Sunday, June 24, 2007

MOSCOW — Six months before election season begins in Russia, the Kremlin is all but assured of resounding success in a climate that raises questions abroad about the country’s democratic credentials but worries few ordinary Russians.

Some Kremlin opponents have already joined political analysts in predicting a crushing defeat for the opposition when Russians vote for a new parliament in December and a new president in March to replace Vladimir Putin, whose two-term limit will be up.

All but ignored by the press and facing a huge pro-Kremlin majority in the polls, the opposition is riddled with infighting. Some leaders despair at the divisions, while others say to unite would betray their democratic credentials.

“I don’t see enough political will to create a united opposition force in Russia,” said Vladimir Ryzhkov, a former presidential candidate and independent member of parliament.

“This time, I’m afraid there’s no hope.”

More than 16 years after the collapse of the Soviet Union, the dominance of state-controlled media is also helping to ensure that the presidential race is a safe bet for the Kremlin, according to critics.

Mr. Putin is constantly in the public eye on television and rarely criticized in public. Opinion surveys suggest that he remains broadly popular, restoring prosperity, order and national pride after the chaotic years under his predecessor, President Boris Yeltsin.

Opposition protests were broken up by police and few Russians seem interested in what Mr. Putin’s critics have to say.

“It’s just a game, we know the result in advance,” said Leonid Gozman, deputy chairman of United Right Forces (SPS).
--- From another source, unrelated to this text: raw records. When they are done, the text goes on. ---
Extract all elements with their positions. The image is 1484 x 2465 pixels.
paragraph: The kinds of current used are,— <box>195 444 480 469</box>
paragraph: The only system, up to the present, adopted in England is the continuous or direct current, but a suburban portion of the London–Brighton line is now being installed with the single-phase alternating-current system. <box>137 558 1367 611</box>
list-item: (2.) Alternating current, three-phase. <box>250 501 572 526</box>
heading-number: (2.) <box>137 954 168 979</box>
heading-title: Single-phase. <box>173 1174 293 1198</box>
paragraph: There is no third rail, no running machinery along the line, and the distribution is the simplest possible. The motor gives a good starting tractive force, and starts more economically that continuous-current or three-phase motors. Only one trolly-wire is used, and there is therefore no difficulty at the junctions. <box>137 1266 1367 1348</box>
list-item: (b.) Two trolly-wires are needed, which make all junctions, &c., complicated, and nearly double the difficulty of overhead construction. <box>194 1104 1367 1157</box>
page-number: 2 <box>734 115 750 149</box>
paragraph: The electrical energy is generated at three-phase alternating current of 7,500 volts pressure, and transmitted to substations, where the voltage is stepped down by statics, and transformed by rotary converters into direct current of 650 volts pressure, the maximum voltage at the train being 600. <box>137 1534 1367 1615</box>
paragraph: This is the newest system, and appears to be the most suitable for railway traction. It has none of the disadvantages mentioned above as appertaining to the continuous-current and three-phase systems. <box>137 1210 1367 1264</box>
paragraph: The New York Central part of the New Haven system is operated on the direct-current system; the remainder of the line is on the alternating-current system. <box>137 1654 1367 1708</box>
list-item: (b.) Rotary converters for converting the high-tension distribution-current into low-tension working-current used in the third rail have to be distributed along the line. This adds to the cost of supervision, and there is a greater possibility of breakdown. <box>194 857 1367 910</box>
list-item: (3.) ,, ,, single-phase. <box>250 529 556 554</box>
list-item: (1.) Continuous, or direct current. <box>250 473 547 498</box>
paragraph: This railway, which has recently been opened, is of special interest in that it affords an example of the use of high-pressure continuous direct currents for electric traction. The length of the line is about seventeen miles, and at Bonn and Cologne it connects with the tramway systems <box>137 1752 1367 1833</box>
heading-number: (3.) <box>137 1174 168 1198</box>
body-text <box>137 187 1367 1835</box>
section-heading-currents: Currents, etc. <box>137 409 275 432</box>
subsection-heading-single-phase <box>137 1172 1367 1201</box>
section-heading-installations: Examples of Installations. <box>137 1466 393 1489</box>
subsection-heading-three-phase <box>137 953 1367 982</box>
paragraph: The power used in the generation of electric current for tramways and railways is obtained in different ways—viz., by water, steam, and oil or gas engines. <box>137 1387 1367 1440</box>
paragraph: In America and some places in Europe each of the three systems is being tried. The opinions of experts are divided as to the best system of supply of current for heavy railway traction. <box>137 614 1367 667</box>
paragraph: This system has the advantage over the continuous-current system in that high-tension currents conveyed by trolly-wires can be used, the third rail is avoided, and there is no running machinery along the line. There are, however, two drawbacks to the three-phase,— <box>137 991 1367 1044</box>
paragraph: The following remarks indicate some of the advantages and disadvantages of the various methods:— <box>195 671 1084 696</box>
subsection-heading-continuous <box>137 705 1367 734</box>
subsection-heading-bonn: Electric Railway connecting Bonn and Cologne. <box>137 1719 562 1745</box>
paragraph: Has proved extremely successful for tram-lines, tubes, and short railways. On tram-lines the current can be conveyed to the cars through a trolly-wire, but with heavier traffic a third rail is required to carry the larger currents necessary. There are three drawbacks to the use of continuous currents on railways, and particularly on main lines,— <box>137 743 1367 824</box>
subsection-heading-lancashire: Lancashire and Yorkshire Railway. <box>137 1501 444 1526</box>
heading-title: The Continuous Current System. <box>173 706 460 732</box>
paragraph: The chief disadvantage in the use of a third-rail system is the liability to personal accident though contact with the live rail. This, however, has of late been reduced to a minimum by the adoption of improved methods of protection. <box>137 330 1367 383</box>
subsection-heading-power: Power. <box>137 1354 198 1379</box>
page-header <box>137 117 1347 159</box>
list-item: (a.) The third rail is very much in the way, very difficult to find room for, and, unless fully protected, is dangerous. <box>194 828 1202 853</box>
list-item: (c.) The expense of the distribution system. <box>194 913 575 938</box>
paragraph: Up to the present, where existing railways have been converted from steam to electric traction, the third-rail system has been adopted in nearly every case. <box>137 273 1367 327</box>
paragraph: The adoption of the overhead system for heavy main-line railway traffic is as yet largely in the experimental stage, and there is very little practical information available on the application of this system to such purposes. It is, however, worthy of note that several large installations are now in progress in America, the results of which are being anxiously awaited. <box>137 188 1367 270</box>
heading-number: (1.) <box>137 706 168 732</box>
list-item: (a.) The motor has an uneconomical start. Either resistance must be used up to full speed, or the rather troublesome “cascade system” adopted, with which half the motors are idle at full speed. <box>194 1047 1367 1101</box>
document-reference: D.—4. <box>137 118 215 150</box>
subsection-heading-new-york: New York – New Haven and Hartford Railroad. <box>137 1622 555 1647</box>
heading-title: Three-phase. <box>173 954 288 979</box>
At least two opposition leaders are likely to run for president, but neither has drummed up support in a country where oil-fueled growth and political stability have helped the public firmly on the Kremlin’s side.

Russian Communist Party leader Gennady Zyuganov said last week he was “ready” to run in the March presidential elections, the Interfax news agency reported, but he is given little chance as the party’s electoral support has crumbled.

Vyacheslav Nikonov, a pro-Kremlin political analyst, says between them the leading opposition candidates attract less than 3 percent in the polls, while the two state officials widely seen as possible Putin successors — rival Deputy Prime Ministers Dmitry Medvedev and Sergei Ivanov — enjoy over 30 percent support. Mr. Putin’s approval ratings are over 70 percent.

Unlike the U.S. presidential candidates who face intense media scrutiny more than 18 months before the polls, in Russia it is Mr. Putin who holds the key to his successor’s fortunes.

The Russian president, barred by the constitution from a third consecutive term, has said he will not disclose his preference until December and may have a surprise up his sleeve, according to a Kremlin aide.

“People in the West will see that Russia’s democratic institutions are very weak and cannot provide a constructive alternative,” Yevgeny Volk, head of the Heritage Foundation’s Moscow office, said in an interview.

Opposition parties plan to campaign separately in December’s parliamentary election — a tactic that plays right into the hands of the pro-Kremlin United Russia, which holds 68 percent of seats, and its smaller ally, Fair Russia.

The inability to unite threatens smaller opposition parties with political oblivion, as they must win at least 7 percent of the vote to secure seats in the State Duma, the lower house of parliament.

Fracturing the opposition vote, the liberal Yabloko party will field its own presidential candidate, probably leader Grigory Yavlinsky, who won initial backing from the party’s ruling body last weekend.

“There are confrontations between different candidates and some, like Yavlinsky, are driven by personal ambitions, not the ambition to create democracy in Russia,” said Mr. Ryzhkov, a supporter of the main Other Russia opposition movement.

A presidential candidate before, Mr. Yavlinsky defended his party’s strategy of snubbing the Other Russia movement.

“We are democrats and we are not ready to unite with fascists or radical communists. It’s unacceptable,” he said of the broad spectrum of protesters at nationwide anti-Putin demonstrations organized by Other Russia.

Former world chess champion and leading Putin critic Garry Kasparov had hoped to unite a broad coalition behind a single candidate by ruling himself out of the running.

But Mikhail Kasyanov, a former prime minister who joined the opposition after he was fired by Mr. Putin, undermined that plan by saying he would stand for president regardless of who was selected at an opposition congress next month.

Mr. Nikonov, the analyst, said polling surveys show all leading opposition candidates for president command only tiny shares of the vote. Mr. Yavlinsky would win no more than 1.5 percent support and Mr. Kasyanov just 1 percent, he said.